DAYTON, Ohio (WDTN) — Officials are concerned after Montgomery County was ranked number one in the nation for foreclosures.

However, the Montgomery County treasurer gave some good news recently in the county’s efforts to lower the number of parcels of land that are tax delinquent.

The progress has been steady as Montgomery County led in foreclosures during the housing crisis of 2008, according to Dayton mayor Jeffrey Mims, Jr.

Under Ohio law, once a property is certified delinquent if nothing has been paid on the property for a year, the foreclosure process begins.

In Montgomery County, they have made progress to lower their delinquent properties, but further progress remains.

In 2021, there were 28 thousand tax delinquent properties in Montgomery County.

A year and a half later, that number is down to 17 thousand. While it’s a sign of improvement, Montgomery County treasurer John McManus says for every delinquent property, the bills keep coming.

“Whether a property has been vacant or available for 10 years, 20 years, 30 years, the tax bills do not stop,” McManus said.

Of 66 thousand parcels of property that are taxable in Montgomery County, 55 thousand are current on their bills. 11 thousand remain not current on their bills.

75 percent of the whole county’s tax delinquent parcels are in the city of Dayton. The treasurer’s office has implemented programs to help.

“How do you collect delinquent dollars?
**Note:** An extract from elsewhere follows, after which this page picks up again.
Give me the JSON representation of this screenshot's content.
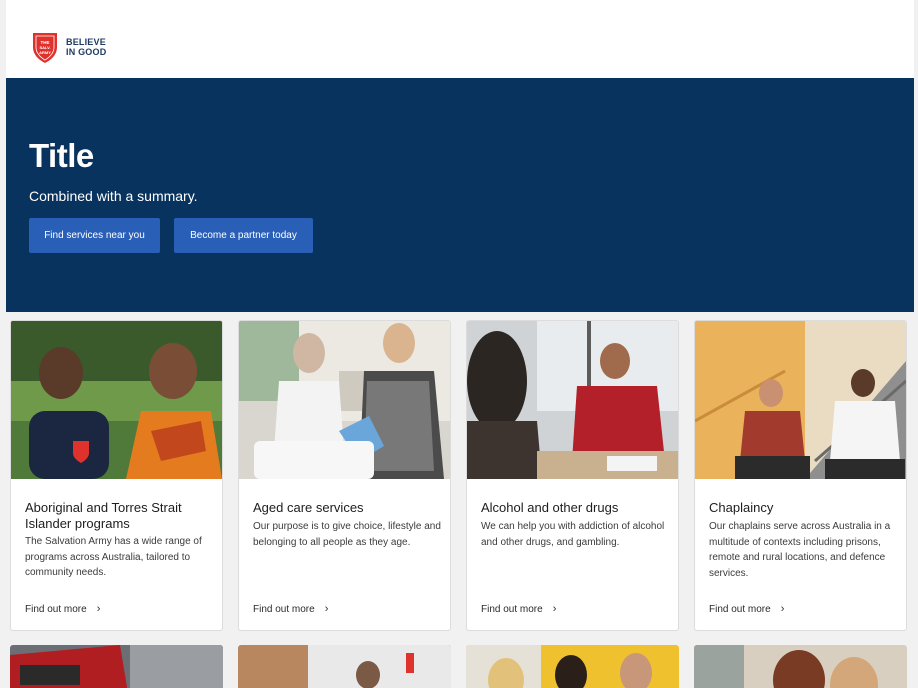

Number one, better communication with property owners, letting them know that you’re delinquent or we have options for you, but we also expect you to work towards paying off your balance,” McManus said.
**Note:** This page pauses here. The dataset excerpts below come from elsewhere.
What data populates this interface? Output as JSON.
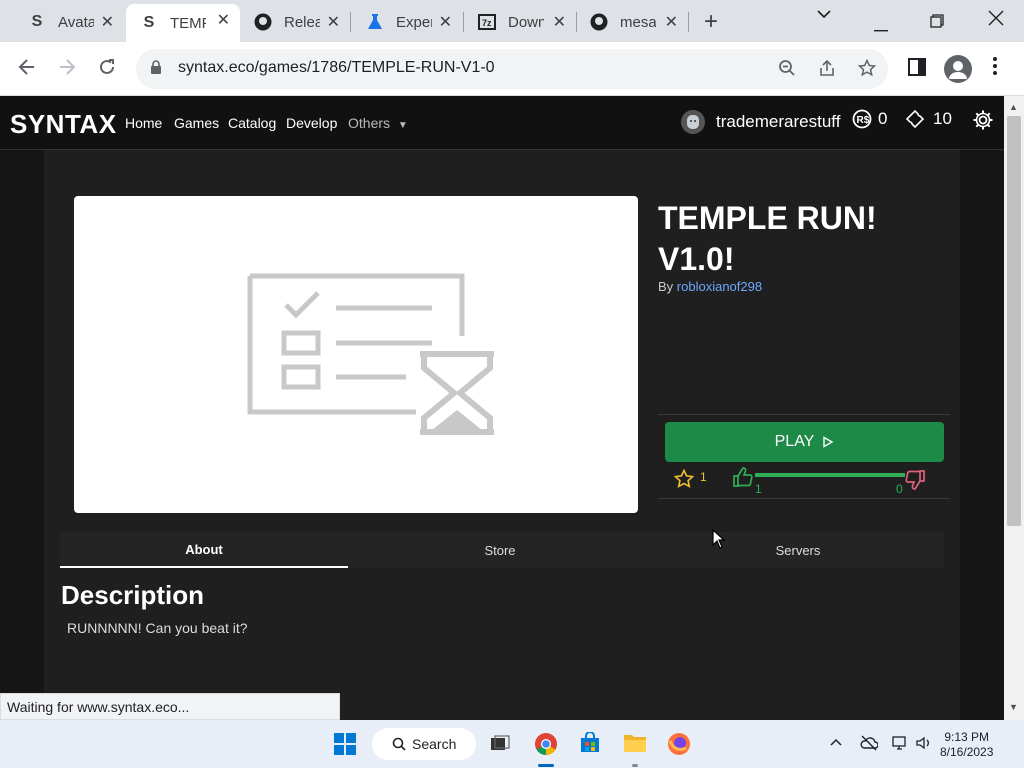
{
  "browser": {
    "tabs": [
      {
        "title": "Avatar",
        "icon": "syntax-logo-icon"
      },
      {
        "title": "TEMPLE",
        "icon": "syntax-logo-icon",
        "active": true
      },
      {
        "title": "Releases",
        "icon": "github-icon"
      },
      {
        "title": "Experiments",
        "icon": "flask-icon"
      },
      {
        "title": "Download",
        "icon": "7zip-icon"
      },
      {
        "title": "mesa",
        "icon": "github-icon"
      }
    ],
    "url": "syntax.eco/games/1786/TEMPLE-RUN-V1-0",
    "status_text": "Waiting for www.syntax.eco..."
  },
  "site": {
    "logo": "SYNTAX",
    "nav": [
      "Home",
      "Games",
      "Catalog",
      "Develop",
      "Others"
    ],
    "username": "trademerarestuff",
    "robux": "0",
    "tix": "10"
  },
  "game": {
    "title": "TEMPLE RUN! V1.0!",
    "by_label": "By",
    "creator": "robloxianof298",
    "play_label": "PLAY",
    "favorites": "1",
    "upvotes": "1",
    "downvotes": "0",
    "like_ratio": 1.0
  },
  "tabs": [
    "About",
    "Store",
    "Servers"
  ],
  "description": {
    "heading": "Description",
    "text": "RUNNNNN! Can you beat it?"
  },
  "taskbar": {
    "search_label": "Search",
    "time": "9:13 PM",
    "date": "8/16/2023"
  }
}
McManus also said residents can acquire properties to make their communities better.

The Depositor Foreclosure Program helps citizens identify a property that needs foreclosed, then helps them start the foreclosure process.

An expediated process fast tracks the foreclosure, and eventually the parcel of land goes into the hands of the municipality rather than public auction.

Mayor Mims said he is optimistic given the recent progress, and he hopes residents will utilize the programs to keep generating tax dollars for the city.

“So, that help us do the kind of things that we need to do as far as creating the best life that we can for the citizens of Dayton,” Mims said.

It’s not just about the look of the properties but the impact financially when property taxes are not paid. 57 percent of all property taxes goes towards schools across Montgomery County.